In either case, the cryptoverse is looking for more signs that bitcoin price will continue to rise through 2019. George Kikvadze, executive vice chairman of major cryptocurrency and blockchain venture Bitfury, reminds that we’re one year away from the next Bitcoin halvening, when the Bitcoin block mining reward will decrease from 12.5 to 6.25 bitcoins.

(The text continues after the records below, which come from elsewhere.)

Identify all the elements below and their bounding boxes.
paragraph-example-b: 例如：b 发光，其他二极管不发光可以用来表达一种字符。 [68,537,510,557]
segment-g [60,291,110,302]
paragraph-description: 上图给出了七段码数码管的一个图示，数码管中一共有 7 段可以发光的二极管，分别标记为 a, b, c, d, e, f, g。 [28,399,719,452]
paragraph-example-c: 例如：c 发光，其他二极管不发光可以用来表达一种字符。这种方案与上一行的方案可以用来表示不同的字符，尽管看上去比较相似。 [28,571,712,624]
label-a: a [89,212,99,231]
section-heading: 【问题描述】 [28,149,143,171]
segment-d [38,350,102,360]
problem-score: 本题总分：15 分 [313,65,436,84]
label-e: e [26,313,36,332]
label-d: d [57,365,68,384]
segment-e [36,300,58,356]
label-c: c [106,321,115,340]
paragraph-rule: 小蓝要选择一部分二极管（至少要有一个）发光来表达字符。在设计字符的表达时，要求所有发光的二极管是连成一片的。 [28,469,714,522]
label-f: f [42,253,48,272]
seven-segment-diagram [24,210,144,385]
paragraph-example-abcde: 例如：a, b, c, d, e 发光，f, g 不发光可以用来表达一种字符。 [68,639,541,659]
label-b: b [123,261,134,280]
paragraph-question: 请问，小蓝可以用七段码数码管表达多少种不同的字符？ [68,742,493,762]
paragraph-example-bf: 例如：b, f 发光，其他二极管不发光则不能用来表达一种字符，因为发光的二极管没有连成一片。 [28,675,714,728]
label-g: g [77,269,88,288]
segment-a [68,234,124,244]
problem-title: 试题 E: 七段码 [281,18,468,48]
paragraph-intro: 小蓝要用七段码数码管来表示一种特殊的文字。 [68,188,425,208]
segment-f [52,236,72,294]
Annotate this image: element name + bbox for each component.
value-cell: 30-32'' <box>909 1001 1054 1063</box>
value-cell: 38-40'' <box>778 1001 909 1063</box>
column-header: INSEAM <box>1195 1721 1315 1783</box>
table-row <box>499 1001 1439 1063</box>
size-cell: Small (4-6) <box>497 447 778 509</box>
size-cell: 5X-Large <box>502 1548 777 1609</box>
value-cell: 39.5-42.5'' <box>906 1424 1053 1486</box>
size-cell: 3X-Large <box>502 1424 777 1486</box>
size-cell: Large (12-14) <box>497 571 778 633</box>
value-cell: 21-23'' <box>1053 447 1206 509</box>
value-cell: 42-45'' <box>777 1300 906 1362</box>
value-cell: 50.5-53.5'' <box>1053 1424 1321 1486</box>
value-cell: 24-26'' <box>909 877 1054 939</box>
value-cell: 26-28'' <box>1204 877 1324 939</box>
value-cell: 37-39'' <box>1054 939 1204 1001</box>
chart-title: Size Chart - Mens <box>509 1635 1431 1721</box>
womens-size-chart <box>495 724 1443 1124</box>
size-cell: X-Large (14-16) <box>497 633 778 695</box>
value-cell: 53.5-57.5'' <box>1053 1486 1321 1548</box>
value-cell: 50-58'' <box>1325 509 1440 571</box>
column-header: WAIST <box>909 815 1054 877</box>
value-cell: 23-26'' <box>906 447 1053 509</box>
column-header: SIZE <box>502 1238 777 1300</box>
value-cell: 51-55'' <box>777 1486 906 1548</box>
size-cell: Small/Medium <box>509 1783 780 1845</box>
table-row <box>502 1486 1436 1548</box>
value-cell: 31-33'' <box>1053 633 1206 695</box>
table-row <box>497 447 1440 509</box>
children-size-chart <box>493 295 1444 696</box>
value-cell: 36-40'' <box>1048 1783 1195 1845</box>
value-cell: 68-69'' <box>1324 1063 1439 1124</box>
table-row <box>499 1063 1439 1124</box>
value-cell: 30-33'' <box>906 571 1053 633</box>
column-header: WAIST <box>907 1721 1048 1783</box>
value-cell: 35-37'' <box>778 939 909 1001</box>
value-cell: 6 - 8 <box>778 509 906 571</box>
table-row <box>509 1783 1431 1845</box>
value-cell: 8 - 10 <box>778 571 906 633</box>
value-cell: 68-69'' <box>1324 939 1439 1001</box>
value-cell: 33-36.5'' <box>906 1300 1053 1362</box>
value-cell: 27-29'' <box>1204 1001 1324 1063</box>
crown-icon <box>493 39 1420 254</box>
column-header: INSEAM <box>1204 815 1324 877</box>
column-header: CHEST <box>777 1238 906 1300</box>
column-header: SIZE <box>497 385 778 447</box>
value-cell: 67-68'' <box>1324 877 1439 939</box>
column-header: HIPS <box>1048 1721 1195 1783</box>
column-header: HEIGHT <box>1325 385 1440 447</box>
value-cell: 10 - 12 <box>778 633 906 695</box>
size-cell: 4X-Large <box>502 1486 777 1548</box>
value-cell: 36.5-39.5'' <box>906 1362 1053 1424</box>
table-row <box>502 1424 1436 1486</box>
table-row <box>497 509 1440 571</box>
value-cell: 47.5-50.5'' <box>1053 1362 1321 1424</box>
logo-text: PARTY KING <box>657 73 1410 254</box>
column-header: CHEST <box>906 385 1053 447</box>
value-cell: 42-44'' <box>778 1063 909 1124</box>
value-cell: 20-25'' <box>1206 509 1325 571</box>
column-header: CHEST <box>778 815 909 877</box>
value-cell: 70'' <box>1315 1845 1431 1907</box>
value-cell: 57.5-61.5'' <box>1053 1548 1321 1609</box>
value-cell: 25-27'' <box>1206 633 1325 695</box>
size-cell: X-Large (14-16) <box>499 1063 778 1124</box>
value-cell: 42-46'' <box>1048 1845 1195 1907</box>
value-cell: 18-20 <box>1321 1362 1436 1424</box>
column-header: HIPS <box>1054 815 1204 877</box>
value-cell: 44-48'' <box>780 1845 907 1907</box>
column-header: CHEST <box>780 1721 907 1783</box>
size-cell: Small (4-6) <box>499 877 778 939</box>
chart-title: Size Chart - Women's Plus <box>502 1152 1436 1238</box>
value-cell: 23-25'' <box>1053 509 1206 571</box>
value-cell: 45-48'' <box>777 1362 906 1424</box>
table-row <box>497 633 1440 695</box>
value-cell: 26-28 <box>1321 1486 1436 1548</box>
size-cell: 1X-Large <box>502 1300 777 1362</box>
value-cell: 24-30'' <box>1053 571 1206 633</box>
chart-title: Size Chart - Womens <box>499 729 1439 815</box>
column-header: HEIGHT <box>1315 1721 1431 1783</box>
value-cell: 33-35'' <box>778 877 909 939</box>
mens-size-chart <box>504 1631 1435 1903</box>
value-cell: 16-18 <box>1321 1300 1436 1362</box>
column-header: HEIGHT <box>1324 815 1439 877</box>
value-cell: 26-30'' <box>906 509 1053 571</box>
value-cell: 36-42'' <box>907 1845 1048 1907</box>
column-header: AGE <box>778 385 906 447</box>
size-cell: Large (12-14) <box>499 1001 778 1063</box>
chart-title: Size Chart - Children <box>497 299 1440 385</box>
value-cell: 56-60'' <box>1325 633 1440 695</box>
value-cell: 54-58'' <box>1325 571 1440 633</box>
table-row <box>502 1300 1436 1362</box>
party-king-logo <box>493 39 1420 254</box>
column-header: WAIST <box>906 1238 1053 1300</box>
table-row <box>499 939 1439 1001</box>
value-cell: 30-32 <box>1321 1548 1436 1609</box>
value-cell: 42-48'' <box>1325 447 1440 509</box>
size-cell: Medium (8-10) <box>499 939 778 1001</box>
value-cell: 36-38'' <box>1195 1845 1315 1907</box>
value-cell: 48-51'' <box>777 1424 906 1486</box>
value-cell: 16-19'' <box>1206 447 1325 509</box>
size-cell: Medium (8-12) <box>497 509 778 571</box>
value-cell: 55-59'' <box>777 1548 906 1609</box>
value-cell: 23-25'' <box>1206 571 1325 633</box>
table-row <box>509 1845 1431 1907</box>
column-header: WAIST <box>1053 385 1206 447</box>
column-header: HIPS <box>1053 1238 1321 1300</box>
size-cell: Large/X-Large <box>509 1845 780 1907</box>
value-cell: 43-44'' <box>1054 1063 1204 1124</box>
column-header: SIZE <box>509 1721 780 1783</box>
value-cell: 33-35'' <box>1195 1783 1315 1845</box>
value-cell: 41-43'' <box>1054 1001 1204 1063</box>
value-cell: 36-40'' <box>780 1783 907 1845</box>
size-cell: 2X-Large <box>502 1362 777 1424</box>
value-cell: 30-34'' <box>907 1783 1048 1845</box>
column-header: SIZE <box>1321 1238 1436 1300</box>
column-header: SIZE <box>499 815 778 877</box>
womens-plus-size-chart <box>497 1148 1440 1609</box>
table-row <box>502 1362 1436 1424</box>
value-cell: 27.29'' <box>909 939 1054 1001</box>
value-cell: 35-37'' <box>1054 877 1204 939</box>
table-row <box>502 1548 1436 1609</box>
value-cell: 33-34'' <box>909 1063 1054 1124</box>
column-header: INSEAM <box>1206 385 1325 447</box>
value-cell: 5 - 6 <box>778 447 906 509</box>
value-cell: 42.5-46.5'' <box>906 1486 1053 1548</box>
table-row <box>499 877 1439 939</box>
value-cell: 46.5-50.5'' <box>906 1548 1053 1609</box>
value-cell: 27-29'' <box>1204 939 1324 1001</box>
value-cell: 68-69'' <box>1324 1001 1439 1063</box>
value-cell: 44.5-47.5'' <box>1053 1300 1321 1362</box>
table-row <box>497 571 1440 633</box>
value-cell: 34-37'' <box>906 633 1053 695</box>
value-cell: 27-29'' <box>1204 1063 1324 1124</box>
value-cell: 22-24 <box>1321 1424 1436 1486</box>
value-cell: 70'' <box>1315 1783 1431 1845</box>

It is estimated that this will be the last halvening to have a very significant impact on its price.
HALVING ONE YEAR TO GO!!! pic.twitter.com/VplAwAKHa7
— George Kikvadze ⚡ (@BitfuryGeorge) 20 May 2019
Meanwhile, Thomas Lee, the co-founder of Fundstrat, a New York-headquartered investment advisory outfit, shared his opinion on Twitter that the bull market for Bitcoin will continue.
After a disturbing pullback to ~$6,200, #Bitcoin back >$8,000 further cementing positive trend intact.
As we said a few weeks ago, Consensus 2019 @coindesk was to prove whether crypto winter is over…
— Thomas Lee (@fundstrat) 19 May 2019
However, not everything is bright for Bitcoin today. For example, major Dutch bank ABN AMRO has reportedly decided to no longer pursue its plans for Wallie, a custodial cryptocurrency wallet, saying that, due to their unregulated nature, digital assets are too risky for their clients.